Kaya elders to vet 2013 aspirants at the Coast

TEST: Joseph Mwarandu joins in a traditional Giriama dance during the Mekatilili Menza Cultural Festival held on August 12.Photo/ALPHONCE GARI
TEST: Joseph Mwarandu joins in a traditional Giriama dance during the Mekatilili Menza Cultural Festival held on August 12.Photo/ALPHONCE GARI

MIJIKENDA Kaya elders have formed a vetting committee that will ensure aspirants at the Coast pass an integrity test. Speaking at Kaya Duruma yesterday after a consultative meeting with elders from the Duruma sub-tribe, Mijikenda Kaya Elders Council secretary Joseph Mwarandu, said the era when elders conduct "blanket blessing and anointment to politicians is long gone".

“The leaders who are vying for various political positions in the counties occupied by the Mijikenda community will have to be scrutinised by this vetting board with representatives from the nine communities and will only be given the nod after passing an integrity test,” said Mwarandu.

Mwarandu, who is a lawyer based in Malindi, said the council commands influence among the Rabai, Duruma, Digo, Kambe, Ribe, Jibana, Chonyi, Kauma and Giryama. He added that they have the mandate to provide political direction for the community through scrutinising aspirants.

He said they will organise open public forums where aspirants will be placed under the citizen-based integrity test. “We will do this process in the open and subject these would-be leaders to a public integrity test where they will table their manifestos and field questions of any nature from the elders including their past record just in line with the new constitution,” he said.

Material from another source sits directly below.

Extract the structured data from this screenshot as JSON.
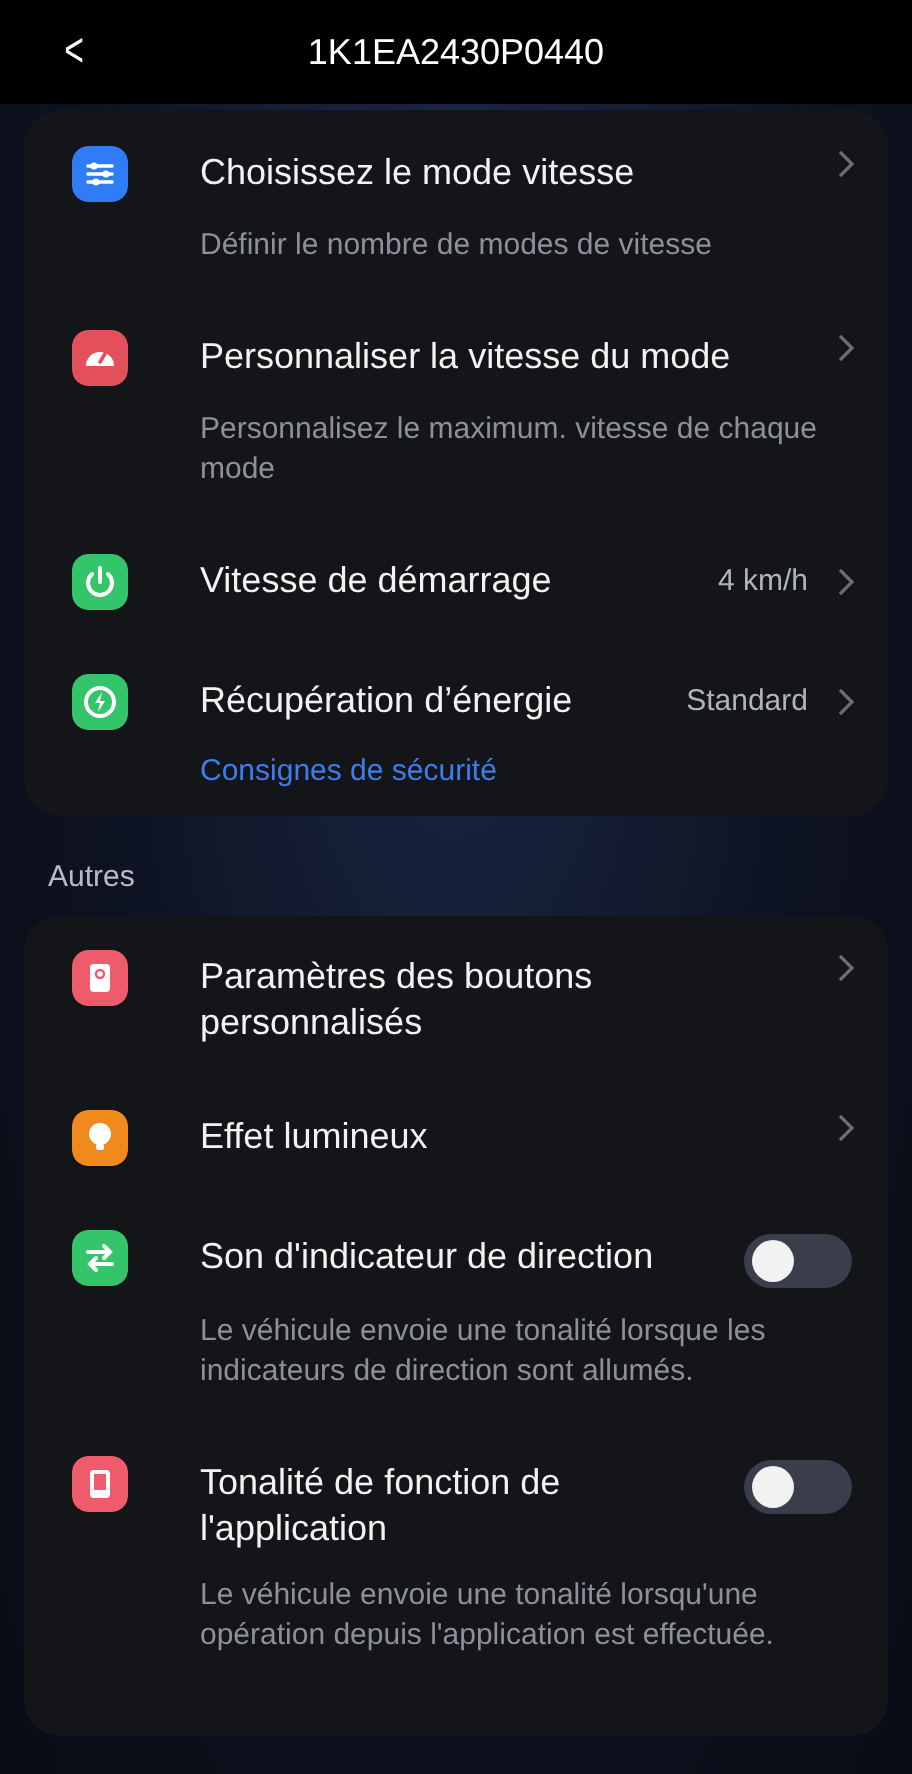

The elders according to Mwarandu are disillusioned by the ongoing trend where leaders elected by the community continue to display incompetence at the national level and fail to articulate issues affecting Coast people at large. Presidential candidates will also not be spared in this process as they will have to undergo this particular test explaining how they have assisted the local people in the positions they have so far held and how they are going to address the plight of Coastals. In 2003, the elders successfully endorsed former Kisauni MP Karisa Maitha as Coast king who became the region’s de facto and has not been replaced ever since his death while on an official trip in Germany in August 2004.